Haipeng Luo, Chen-Yu Wei, Chung-Wei Lee

Abstract

Policy optimization is a widely-used method in reinforcement learning. Due to its local-search nature, however, theoretical guarantees on global optimality often rely on extra assumptions on the Markov Decision Processes (MDPs) that bypass the challenge of global exploration. To eliminate the need of such assumptions, in this work, we develop a general solution that adds dilated bonuses to the policy update to facilitate global exploration. To showcase the power and generality of this technique, we apply it to several episodic MDP settings with adversarial losses and bandit feedback, improving and generalizing the state-of-the-art.

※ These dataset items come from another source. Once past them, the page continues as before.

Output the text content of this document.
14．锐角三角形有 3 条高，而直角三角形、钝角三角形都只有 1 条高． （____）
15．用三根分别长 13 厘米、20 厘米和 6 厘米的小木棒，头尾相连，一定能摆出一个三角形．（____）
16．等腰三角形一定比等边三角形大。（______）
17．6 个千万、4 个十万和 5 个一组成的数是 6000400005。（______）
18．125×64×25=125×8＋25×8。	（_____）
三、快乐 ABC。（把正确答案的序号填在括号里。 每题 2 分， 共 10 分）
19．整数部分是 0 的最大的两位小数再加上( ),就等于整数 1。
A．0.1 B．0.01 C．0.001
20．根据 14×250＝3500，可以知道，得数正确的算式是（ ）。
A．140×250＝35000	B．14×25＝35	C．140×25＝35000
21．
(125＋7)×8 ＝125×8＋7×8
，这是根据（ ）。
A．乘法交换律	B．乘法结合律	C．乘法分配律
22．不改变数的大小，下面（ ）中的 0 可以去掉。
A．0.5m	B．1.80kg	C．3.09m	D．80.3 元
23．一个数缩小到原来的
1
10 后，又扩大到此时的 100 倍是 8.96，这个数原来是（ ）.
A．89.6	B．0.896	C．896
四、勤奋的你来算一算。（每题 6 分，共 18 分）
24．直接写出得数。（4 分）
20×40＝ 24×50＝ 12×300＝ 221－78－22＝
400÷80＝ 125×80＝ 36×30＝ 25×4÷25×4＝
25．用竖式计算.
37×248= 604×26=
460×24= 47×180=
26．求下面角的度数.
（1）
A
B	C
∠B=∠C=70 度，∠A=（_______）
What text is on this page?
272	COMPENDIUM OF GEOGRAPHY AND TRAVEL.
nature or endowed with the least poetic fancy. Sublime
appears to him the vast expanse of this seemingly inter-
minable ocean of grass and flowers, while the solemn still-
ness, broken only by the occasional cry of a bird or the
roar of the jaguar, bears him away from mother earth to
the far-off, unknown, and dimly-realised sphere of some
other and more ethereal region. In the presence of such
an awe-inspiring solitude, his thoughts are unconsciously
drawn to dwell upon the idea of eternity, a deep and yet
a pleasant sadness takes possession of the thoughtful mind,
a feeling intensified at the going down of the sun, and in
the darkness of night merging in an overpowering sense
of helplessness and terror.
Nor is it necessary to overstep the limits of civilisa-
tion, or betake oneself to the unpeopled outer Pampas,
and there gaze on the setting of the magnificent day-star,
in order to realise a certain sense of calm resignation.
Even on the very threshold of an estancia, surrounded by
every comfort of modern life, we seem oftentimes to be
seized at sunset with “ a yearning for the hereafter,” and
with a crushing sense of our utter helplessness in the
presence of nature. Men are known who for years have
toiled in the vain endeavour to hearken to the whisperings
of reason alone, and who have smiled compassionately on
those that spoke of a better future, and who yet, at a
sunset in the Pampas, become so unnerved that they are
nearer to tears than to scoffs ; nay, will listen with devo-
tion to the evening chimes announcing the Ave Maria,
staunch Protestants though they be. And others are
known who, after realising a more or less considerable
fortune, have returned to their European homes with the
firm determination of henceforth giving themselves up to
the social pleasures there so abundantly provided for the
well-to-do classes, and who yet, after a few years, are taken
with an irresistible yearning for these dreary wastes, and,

Specifically, in the tabular case, we obtain $\widetilde{\mathcal{O}}(\sqrt{T})$ regret where $T$ is the number of episodes, improving the $\widetilde{\mathcal{O}}({T}^{\frac{2}{3}})$ regret bound by Shani et al. [2020]. When the number of states is infinite, under the assumption that the state-action values are linear in some low-dimensional features, we obtain $\widetilde{\mathcal{O}}({T}^{\frac{2}{3}})$ regret with the help of a simulator, matching the result of Neu and Olkhovskaya [2020] while importantly removing the need of an exploratory policy that their algorithm requires. To our knowledge, this is the first algorithm with sublinear regret for linear function approximation with adversarial losses, bandit feedback, and no exploratory assumptions. Finally, we also discuss how to further improve the regret or remove the need of a simulator using dilated bonuses, when an exploratory policy is available.